During his speech, Minister Gan recounted the 2003 Sars epidemic which hit Singapore.

"During the SARS epidemic in 2003, we had to use one major general hospital to manage SARS cases and divert patients with other diseases to other hospitals. Our hotels and businesses which depend on the tourism industry plunged as tourists and business travellers stayed away from Singapore," he noted.

He added that having learnt valuable lessons from the SARS episode, Singapore has strengthened its preparedness against pandemics.

"We increased the isolation room capacity in all hospitals, drew up pandemic preparedness plans, and stockpiled face masks, other personal protective equipment, antiviral drugs and vaccines. Various Ministries and government agencies also drew up their preparedness plans as a pandemic calls for a whole of government response and indeed a whole of society response. Regular exercises were carried out to test the response plans and to address gaps and deficiencies," he said.
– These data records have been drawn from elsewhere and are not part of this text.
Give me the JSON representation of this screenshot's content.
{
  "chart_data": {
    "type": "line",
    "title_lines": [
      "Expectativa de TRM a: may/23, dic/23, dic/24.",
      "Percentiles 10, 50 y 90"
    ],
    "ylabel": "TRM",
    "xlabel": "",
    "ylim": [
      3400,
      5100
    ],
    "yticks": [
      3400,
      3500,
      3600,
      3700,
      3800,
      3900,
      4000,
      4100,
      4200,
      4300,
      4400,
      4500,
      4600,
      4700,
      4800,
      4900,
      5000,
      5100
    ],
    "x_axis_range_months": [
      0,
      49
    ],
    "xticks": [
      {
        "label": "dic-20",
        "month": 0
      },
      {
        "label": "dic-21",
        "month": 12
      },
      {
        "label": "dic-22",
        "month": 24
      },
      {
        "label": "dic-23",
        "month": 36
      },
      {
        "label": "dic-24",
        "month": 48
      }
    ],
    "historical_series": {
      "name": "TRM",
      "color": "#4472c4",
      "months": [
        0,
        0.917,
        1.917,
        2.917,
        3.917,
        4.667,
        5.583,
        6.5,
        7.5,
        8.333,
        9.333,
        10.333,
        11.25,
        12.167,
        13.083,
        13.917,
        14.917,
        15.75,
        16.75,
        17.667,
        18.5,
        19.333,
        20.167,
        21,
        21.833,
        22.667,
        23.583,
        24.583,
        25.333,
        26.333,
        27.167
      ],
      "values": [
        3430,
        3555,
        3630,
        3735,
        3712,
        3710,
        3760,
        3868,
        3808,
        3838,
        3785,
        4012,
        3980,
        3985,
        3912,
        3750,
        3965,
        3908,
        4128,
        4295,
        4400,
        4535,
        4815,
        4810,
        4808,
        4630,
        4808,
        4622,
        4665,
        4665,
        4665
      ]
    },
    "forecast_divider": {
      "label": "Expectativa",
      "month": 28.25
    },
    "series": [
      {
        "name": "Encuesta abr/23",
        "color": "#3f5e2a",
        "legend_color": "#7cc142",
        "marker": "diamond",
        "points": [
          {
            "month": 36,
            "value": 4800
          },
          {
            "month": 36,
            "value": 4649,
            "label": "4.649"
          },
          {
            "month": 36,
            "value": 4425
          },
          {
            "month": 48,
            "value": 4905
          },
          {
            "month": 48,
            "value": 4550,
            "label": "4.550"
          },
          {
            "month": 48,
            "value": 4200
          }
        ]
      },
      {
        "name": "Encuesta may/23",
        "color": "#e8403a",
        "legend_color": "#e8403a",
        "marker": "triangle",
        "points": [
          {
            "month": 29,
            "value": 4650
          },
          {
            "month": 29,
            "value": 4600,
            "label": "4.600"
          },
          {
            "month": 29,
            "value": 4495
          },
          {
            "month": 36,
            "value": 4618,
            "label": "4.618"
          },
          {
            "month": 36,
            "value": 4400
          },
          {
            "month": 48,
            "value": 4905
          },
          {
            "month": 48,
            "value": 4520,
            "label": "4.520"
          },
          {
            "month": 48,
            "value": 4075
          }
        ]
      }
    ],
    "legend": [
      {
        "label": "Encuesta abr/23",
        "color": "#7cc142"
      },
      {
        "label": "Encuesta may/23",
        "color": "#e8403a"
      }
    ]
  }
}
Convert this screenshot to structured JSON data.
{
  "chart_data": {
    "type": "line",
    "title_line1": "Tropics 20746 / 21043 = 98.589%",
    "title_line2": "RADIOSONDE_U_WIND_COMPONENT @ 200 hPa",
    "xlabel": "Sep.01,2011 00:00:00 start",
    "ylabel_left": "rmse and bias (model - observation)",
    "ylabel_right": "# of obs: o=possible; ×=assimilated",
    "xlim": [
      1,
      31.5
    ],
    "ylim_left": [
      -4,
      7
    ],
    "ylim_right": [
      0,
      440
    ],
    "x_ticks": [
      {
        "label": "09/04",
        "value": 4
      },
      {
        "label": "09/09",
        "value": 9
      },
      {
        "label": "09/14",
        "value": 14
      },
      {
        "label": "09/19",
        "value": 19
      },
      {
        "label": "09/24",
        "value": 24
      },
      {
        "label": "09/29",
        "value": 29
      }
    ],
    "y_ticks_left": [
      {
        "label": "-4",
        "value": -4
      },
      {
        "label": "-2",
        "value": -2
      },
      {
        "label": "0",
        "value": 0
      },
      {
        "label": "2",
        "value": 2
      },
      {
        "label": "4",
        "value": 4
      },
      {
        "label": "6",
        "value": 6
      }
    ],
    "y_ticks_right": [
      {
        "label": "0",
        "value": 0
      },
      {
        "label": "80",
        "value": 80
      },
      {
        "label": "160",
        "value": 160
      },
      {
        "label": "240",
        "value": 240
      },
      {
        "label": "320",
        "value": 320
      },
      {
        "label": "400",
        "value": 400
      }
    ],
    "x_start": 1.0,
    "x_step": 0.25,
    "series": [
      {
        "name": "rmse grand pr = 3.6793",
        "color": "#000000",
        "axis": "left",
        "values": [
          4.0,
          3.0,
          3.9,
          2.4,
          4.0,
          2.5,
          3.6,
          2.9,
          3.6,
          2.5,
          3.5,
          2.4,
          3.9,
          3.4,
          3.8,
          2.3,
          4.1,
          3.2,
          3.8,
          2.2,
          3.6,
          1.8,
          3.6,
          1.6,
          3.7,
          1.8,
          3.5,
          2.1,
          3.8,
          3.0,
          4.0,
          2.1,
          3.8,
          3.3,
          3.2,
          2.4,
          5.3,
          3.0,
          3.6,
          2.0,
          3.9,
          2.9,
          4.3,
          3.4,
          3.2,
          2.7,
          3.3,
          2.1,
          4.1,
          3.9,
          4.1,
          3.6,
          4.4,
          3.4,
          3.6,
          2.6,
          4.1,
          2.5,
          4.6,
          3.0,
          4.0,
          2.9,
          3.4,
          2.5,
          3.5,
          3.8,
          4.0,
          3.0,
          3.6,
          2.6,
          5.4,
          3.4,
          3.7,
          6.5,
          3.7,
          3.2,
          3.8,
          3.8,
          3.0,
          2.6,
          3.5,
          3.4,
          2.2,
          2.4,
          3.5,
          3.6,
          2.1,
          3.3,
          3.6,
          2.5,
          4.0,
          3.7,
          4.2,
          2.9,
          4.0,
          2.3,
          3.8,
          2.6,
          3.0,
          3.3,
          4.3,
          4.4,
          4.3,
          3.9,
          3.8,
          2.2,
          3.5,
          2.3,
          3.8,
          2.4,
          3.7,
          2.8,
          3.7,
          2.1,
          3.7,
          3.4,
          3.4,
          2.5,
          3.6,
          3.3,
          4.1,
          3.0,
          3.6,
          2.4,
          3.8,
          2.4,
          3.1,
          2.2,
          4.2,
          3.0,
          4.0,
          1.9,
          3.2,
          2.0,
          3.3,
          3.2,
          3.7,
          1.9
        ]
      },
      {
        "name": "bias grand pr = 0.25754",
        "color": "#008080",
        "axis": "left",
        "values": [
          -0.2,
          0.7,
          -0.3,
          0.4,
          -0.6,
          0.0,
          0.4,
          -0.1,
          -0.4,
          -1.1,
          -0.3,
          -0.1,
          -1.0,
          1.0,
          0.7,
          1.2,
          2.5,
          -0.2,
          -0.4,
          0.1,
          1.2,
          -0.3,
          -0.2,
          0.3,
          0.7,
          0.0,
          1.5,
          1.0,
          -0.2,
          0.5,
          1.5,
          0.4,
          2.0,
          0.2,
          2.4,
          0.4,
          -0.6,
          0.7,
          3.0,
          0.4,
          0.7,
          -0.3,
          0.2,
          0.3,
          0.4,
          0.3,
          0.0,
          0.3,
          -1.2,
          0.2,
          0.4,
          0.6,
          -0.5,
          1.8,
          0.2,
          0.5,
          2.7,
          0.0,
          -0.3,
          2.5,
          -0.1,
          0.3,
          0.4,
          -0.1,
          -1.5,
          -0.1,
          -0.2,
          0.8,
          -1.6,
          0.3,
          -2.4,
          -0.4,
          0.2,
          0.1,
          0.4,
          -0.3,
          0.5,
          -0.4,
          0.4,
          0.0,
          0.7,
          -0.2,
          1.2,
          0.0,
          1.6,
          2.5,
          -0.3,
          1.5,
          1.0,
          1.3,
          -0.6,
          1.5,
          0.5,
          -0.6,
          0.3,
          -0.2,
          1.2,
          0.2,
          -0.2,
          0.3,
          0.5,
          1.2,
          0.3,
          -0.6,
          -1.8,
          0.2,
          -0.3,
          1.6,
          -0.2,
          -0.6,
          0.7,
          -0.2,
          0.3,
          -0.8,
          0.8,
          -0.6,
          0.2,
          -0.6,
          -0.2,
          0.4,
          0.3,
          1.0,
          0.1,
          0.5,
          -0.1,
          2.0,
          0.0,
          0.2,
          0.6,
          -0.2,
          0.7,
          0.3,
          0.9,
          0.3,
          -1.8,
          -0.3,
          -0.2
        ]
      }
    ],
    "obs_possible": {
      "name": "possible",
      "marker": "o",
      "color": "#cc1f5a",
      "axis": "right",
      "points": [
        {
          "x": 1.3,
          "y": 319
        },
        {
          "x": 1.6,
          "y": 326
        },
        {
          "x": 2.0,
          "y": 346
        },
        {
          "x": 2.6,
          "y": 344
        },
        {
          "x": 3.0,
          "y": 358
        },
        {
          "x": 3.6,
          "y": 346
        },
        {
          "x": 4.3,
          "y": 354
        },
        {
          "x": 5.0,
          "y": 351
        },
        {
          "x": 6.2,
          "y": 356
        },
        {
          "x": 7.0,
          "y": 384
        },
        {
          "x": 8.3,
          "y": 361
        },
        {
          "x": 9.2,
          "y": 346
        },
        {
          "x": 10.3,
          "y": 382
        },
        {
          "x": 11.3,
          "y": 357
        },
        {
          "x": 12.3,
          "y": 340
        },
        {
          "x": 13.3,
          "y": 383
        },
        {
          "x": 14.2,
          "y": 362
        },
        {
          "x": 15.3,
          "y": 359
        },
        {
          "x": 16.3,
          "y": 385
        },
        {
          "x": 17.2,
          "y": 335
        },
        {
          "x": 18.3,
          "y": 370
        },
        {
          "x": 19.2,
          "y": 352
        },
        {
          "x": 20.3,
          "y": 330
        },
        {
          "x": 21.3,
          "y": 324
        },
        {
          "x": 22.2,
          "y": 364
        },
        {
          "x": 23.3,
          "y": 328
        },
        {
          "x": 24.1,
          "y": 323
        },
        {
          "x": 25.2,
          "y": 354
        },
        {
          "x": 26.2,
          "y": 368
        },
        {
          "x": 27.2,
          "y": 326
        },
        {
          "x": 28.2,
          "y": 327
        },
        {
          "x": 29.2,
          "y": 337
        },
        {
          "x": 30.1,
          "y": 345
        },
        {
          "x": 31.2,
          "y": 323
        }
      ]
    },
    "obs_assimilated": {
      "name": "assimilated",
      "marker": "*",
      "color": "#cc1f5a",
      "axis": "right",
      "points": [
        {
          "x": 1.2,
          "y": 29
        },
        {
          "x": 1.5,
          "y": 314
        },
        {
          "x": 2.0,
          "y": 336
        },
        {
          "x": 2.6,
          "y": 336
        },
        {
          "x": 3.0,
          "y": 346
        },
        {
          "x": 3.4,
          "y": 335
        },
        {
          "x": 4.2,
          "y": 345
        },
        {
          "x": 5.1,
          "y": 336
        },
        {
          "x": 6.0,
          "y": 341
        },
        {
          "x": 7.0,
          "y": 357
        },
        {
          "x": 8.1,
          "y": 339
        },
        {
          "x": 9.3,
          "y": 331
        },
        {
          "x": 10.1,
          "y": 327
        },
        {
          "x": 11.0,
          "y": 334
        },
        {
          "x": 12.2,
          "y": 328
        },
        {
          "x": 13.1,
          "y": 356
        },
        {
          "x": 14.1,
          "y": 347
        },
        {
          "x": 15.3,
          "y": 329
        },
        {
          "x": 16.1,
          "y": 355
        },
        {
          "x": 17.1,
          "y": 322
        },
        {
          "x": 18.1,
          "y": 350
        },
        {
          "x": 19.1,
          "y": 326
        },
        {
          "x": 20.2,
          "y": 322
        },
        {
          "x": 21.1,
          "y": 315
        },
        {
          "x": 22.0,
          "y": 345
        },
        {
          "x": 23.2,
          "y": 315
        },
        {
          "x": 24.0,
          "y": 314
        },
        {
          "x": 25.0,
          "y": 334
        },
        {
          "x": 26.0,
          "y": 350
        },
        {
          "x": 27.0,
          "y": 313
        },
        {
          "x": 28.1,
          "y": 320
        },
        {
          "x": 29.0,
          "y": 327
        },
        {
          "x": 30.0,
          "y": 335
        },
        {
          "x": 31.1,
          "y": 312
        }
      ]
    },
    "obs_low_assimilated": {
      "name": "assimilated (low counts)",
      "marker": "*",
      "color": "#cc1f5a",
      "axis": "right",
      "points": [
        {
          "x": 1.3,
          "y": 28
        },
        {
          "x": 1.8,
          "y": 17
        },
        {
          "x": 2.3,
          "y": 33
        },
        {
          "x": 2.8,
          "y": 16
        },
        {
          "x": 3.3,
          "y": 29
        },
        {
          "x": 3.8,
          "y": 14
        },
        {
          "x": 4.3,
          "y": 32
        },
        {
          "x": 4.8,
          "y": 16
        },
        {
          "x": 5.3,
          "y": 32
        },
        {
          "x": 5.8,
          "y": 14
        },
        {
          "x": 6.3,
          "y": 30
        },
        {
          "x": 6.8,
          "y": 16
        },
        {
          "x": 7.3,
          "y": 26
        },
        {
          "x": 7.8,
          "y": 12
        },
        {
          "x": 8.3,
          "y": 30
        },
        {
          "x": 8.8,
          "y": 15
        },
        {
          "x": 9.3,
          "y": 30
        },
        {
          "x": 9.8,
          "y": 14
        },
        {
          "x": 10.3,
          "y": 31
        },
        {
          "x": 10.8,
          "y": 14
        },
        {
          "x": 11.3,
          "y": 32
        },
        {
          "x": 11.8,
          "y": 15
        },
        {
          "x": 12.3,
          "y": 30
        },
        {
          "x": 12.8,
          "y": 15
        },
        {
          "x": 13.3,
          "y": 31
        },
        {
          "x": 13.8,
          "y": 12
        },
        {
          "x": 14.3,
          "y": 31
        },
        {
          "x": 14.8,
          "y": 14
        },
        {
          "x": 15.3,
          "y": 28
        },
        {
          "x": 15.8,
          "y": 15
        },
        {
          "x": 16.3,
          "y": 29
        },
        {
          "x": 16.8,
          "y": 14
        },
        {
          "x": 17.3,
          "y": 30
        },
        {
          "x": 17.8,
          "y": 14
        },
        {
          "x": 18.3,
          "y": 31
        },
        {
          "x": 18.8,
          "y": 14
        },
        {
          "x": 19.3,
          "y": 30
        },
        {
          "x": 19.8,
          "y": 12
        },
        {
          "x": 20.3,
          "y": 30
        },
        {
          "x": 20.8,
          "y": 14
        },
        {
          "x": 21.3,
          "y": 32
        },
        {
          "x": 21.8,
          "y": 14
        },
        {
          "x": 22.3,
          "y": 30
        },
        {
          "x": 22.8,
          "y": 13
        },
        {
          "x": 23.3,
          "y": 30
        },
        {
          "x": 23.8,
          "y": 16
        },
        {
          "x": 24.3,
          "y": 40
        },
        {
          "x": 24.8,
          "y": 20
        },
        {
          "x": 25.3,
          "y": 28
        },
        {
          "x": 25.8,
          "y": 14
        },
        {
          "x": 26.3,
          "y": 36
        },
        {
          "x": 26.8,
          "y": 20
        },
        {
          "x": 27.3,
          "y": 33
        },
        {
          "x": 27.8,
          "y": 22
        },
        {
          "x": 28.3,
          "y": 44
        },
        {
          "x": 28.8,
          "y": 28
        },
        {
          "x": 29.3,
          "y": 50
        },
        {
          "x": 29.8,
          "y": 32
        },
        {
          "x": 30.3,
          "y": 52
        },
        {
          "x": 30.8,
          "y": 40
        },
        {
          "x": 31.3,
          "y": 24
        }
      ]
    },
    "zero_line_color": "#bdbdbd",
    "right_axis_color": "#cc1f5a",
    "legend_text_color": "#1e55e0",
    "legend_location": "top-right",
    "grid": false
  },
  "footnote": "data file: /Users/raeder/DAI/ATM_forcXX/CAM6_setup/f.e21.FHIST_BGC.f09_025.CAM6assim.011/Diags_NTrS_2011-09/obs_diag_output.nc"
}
He added that the next major epidemic after SARS - the influenza pandemic of 2009 - further provided a good opportunity for Singapore to strengthen and fine-tune the country's pandemic preparedness and response plans.

Mr Gan noted that Singapore still faces the threat of emerging infectious diseases and the public has a role to play in preventing potential epidemics.

"The Ministry continues to monitor the situation closely.

"The public can also play a part in the national response to an epidemic or pandemic by observing good personal hygiene, obtaining the appropriate vaccinations and if unwell, exercise social responsibility by visiting the doctor and not going to work or school.